Preventing overdoses and saving lives – in prison and the community

31st August marked International Overdose Awareness Day. Find out how our teams in prisons and the community are combatting the increased risk of overdose after the lockdown.

31st August is International Overdose Awareness Day, a global event to raise awareness of overdose and reduce the stigma of drug-related death. Both our prison and community substance misuse teams are doing fantastic work to support people at most risk from overdose.

Spotlight on our prison teams: HMP Elmley

People in prison are at particular risk of overdose at the moment. That’s because throughout the lockdown, illicit substances in prisons have been in limited supply. While this has been positive in some respects, the concern is that lockdown restrictions easing will lead to a sudden influx of illicit substances – which could be extremely dangerous for drug-users whose tolerance levels have dropped dramatically. Moreover, due to a similar reduction in supply in the community, it may be that the quality of substances in prisons will be worse or different than they were before, and therefore the effects harder to predict. 

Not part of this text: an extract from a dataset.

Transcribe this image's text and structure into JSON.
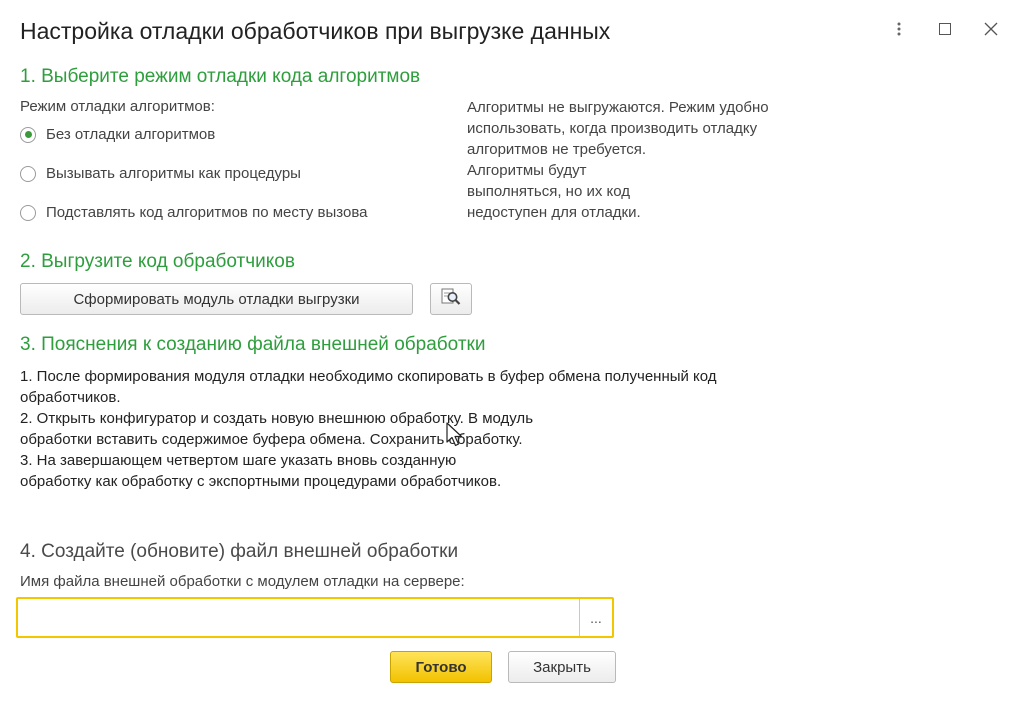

We spoke to Nichola, Team Leader at HMP Elmley, to find out more about the challenges that prisons are facing at this time, and the harm reduction work that is being done to address them. 

“Elmley does currently appear to be experiencing a spike in illicit substance misuse –particularly over the last week or so. As such, an allocated member of the team is prioritising seeing these residents in order to offer brief interventions and reviews. Whilst we are fairly limited in some of the typical things we would normally do around harm reduction because of the social distancing measures that are still in place, our team has taken the initiative to create a specialised harm minimisation leaflet explaining the dangers of using after lockdown. The Comms Team helped us to produce this, as part of a range of similar materials, and it has now been rolled out to all of our prisons.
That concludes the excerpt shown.